Note: adding BOM to UTF-8 file is not an option because it becomes non-compilable by other compilers.

注意 2: 我需要它在 MSVC 版本中工作 >= 9 == VS 2008

Note2: I need it to work in MSVC Version >= 9 == VS 2008

真正的答案:没有解决办法

推荐答案

对于那些坚持迟到总比不到好"座右铭的人，Visual Studio 2015(编译器的第 19 版)现在支持这一点.

For those who subscribe to the motto "better late than never", Visual Studio 2015 (version 19 of the compiler) now supports this.

新的 /source-charset 命令行开关允许您指定用于解释源文件的字符集编码.它需要一个参数，可以是 IANA 或ISO字符集名称:

The new /source-charset command line switch allows you to specify the character set encoding used to interpret source files.

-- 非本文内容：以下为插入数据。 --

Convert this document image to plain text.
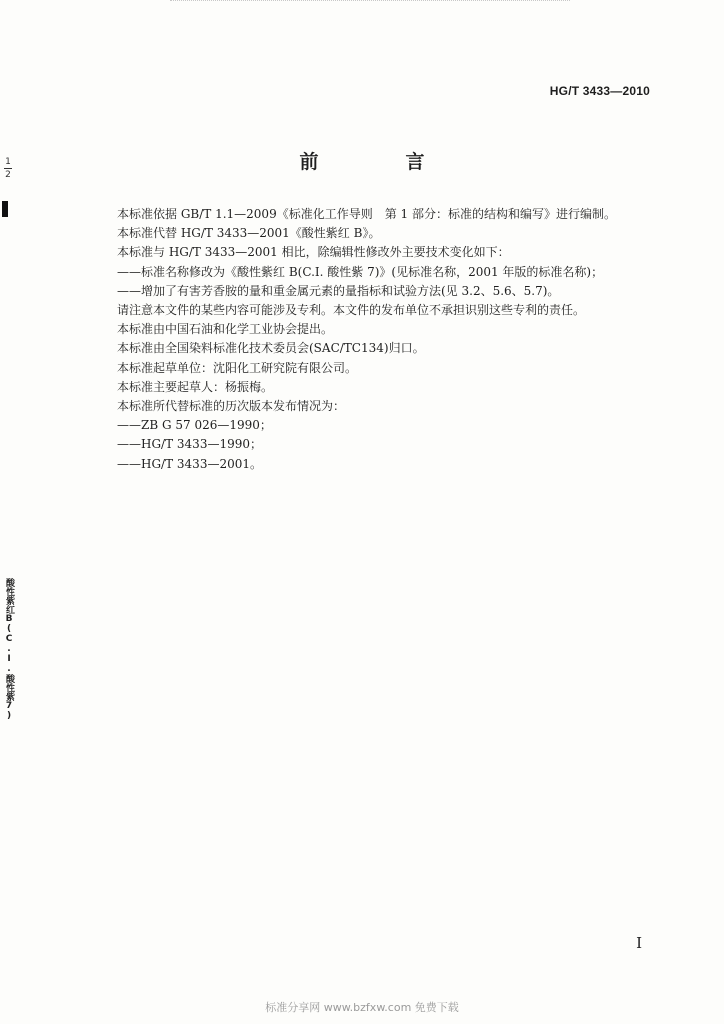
HG/T 3433—2010
前　言

本标准依据 GB/T 1.1—2009《标准化工作导则　第 1 部分：标准的结构和编写》进行编制。

本标准代替 HG/T 3433—2001《酸性紫红 B》。

本标准与 HG/T 3433—2001 相比，除编辑性修改外主要技术变化如下：

——标准名称修改为《酸性紫红 B(C.I. 酸性紫 7)》(见标准名称，2001 年版的标准名称)；

——增加了有害芳香胺的量和重金属元素的量指标和试验方法(见 3.2、5.6、5.7)。

请注意本文件的某些内容可能涉及专利。本文件的发布单位不承担识别这些专利的责任。

本标准由中国石油和化学工业协会提出。

本标准由全国染料标准化技术委员会(SAC/TC134)归口。

本标准起草单位：沈阳化工研究院有限公司。

本标准主要起草人：杨振梅。

本标准所代替标准的历次版本发布情况为：

——ZB G 57 026—1990；

——HG/T 3433—1990；

——HG/T 3433—2001。

1
2
酸性紫红B(C.I.酸性紫7)
I
标准分享网 www.bzfxw.com 免费下载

It takes a single parameter, which can be either the IANA or ISO character set name:

/source-charset:utf-8

或特定代码页的十进制标识符(以点开头):

or the decimal identifier of a particular code page (preceded by a dot):

/source-charset:.65001

官方文档在这里，还有Visual C++ 团队博客上描述这些新选项的详细文章.

还有一个补充的/execution-charset开关以完全相同的方式工作，但控制在可执行文件中生成的窄字符和字符串文字.最后还有一个快捷开关，/utf-8，设置 /source-charset:utf-8 和 /execution-charset:utf-8.

There is also a complementary /execution-charset switch that works in exactly the same way but controls how narrow character- and string-literals are generated in the executable. Finally, there is a shortcut switch, /utf-8, that sets both /source-charset:utf-8 and /execution-charset:utf-8.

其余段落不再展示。